Trinity C June 7, 2023

Twelve-Step Eucharist St. Mark’s

Great Commission and the 12th step

Tonight, we hear the Great Commission from Matthew. On a mountaintop in Galilee, Jesus tells his disciples and us to go into the world and share the good news of God’s love reaching out to others. The last sentence is also crucial. He reminds us we will not be alone. He will be with us always to the end of the age. The resurrected Christ will always be beside, above, and inside us as we take this journey.

There is also a great commission in recovery. It is the 12th step: “Having had a spiritual awakening as the result of these Steps, we tried to carry this message to alcoholics, and to practice these principles in all our affairs.” I also like the way it is put in Twelve Steps and Twelve Traditions: “Our society has concluded that it has but one high mission---to carry the A.A. message to those who don't know there's a way out.” (page 151)

 Neither the 12th step nor the Great Commission is optional. If we do not continue to learn from the experience of other Christians and share God’s love which we have received, we become stale and isolated and do not grow. We stay in recovery by practicing the lessons we have learned in all parts of our life, and by telling our stories. When we stop connecting the 12 steps to all aspects of our lives and reaching out to others, we lose our sobriety. Bill Wilson, one of the co-founders of AA, found out he could only stay sober by meeting with and sharing his story with others seeking recovery. One of the first persons he told his story to was a physician in Akron, Ohio, Dr. Bob Smith, on the Monday after Mother’s Day. I once visited Dr. Bob’s house and sat in the upstairs bedroom where the two men met in 1935 to begin a program that saved my life before I was born. Before any of you here were born. That afternoon in Akron in an upper room was a spiritual experience that could have some similarities to being on a mountaintop in Galilee.

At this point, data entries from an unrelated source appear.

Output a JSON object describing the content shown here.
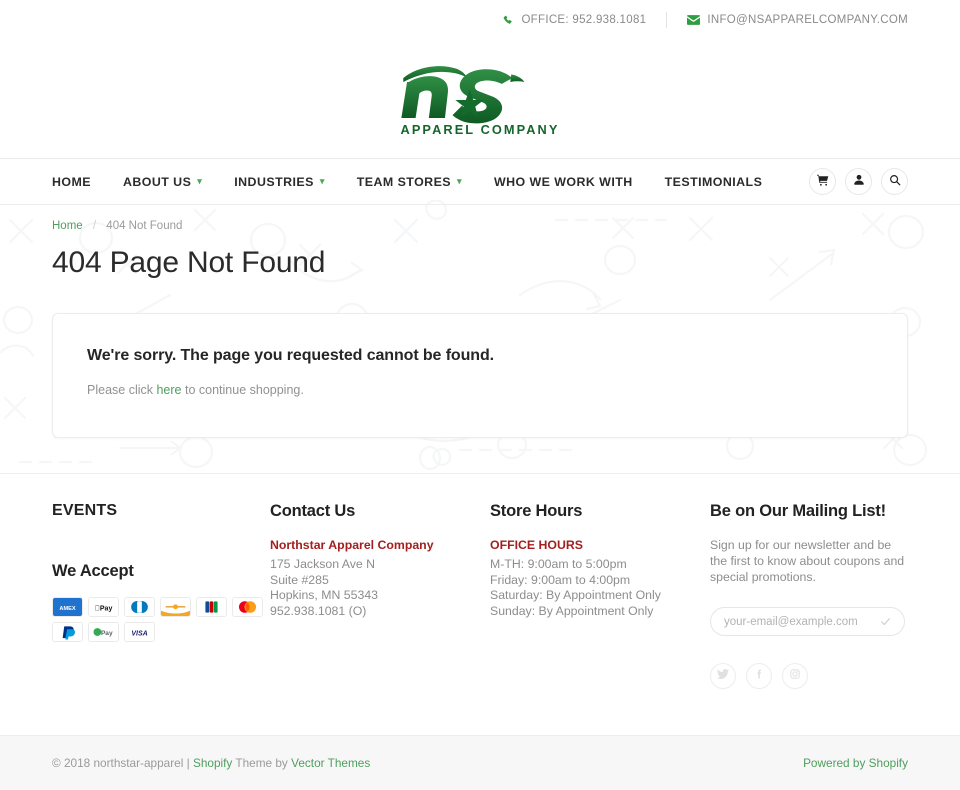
{
  "topbar": {
    "phone_icon": "phone-icon",
    "phone": "OFFICE: 952.938.1081",
    "email_icon": "envelope-icon",
    "email": "INFO@NSAPPARELCOMPANY.COM"
  },
  "logo": {
    "name": "ns-apparel-company-logo",
    "mark": "n★s",
    "tagline": "APPAREL COMPANY",
    "color": "#1f7a35"
  },
  "nav": {
    "items": [
      {
        "label": "HOME",
        "has_caret": false
      },
      {
        "label": "ABOUT US",
        "has_caret": true
      },
      {
        "label": "INDUSTRIES",
        "has_caret": true
      },
      {
        "label": "TEAM STORES",
        "has_caret": true
      },
      {
        "label": "WHO WE WORK WITH",
        "has_caret": false
      },
      {
        "label": "TESTIMONIALS",
        "has_caret": false
      }
    ],
    "caret_glyph": "▾",
    "icons": [
      {
        "name": "cart-icon"
      },
      {
        "name": "user-icon"
      },
      {
        "name": "search-icon"
      }
    ]
  },
  "breadcrumb": {
    "home": "Home",
    "separator": "/",
    "current": "404 Not Found"
  },
  "page": {
    "title": "404 Page Not Found"
  },
  "error_card": {
    "heading": "We're sorry. The page you requested cannot be found.",
    "text_before": "Please click ",
    "link": "here",
    "text_after": " to continue shopping."
  },
  "footer": {
    "events": {
      "heading": "EVENTS"
    },
    "contact": {
      "heading": "Contact Us",
      "company": "Northstar Apparel Company",
      "lines": [
        "175 Jackson Ave N",
        "Suite #285",
        "Hopkins, MN 55343",
        "952.938.1081 (O)"
      ]
    },
    "hours": {
      "heading": "Store Hours",
      "label": "OFFICE HOURS",
      "lines": [
        "M-TH: 9:00am to 5:00pm",
        "Friday: 9:00am to 4:00pm",
        "Saturday: By Appointment Only",
        "Sunday: By Appointment Only"
      ]
    },
    "mailing": {
      "heading": "Be on Our Mailing List!",
      "blurb": "Sign up for our newsletter and be the first to know about coupons and special promotions.",
      "placeholder": "your-email@example.com",
      "value": "",
      "submit_icon": "check-icon"
    },
    "accept": {
      "heading": "We Accept",
      "methods": [
        {
          "name": "amex",
          "label": "AMEX"
        },
        {
          "name": "apple-pay",
          "label": "Pay"
        },
        {
          "name": "diners-club",
          "label": "Diners"
        },
        {
          "name": "discover",
          "label": "Discover"
        },
        {
          "name": "jcb",
          "label": "JCB"
        },
        {
          "name": "mastercard",
          "label": "Mastercard"
        },
        {
          "name": "paypal",
          "label": "PayPal"
        },
        {
          "name": "google-pay",
          "label": "Pay"
        },
        {
          "name": "visa",
          "label": "VISA"
        }
      ]
    },
    "socials": [
      {
        "name": "twitter-icon"
      },
      {
        "name": "facebook-icon"
      },
      {
        "name": "instagram-icon"
      }
    ]
  },
  "bottombar": {
    "copyright_prefix": "© 2018 northstar-apparel | ",
    "shopify": "Shopify",
    "theme_by": " Theme by ",
    "vector_themes": "Vector Themes",
    "powered_by": "Powered by Shopify"
  }
}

Both the Great Commission and the 12th step call us to community. We are cared for and healed by staying connected and reaching out to others in our community. Those in recovery know we were not able to become clean and sober on our own will power after years of trying. Christians continue to learn about Jesus by hearing the message from the experience of others. Here again, we see one of the million ways God heals and cares for us as we reach out to heal and care for others, relating to others in community/ and simply telling our story.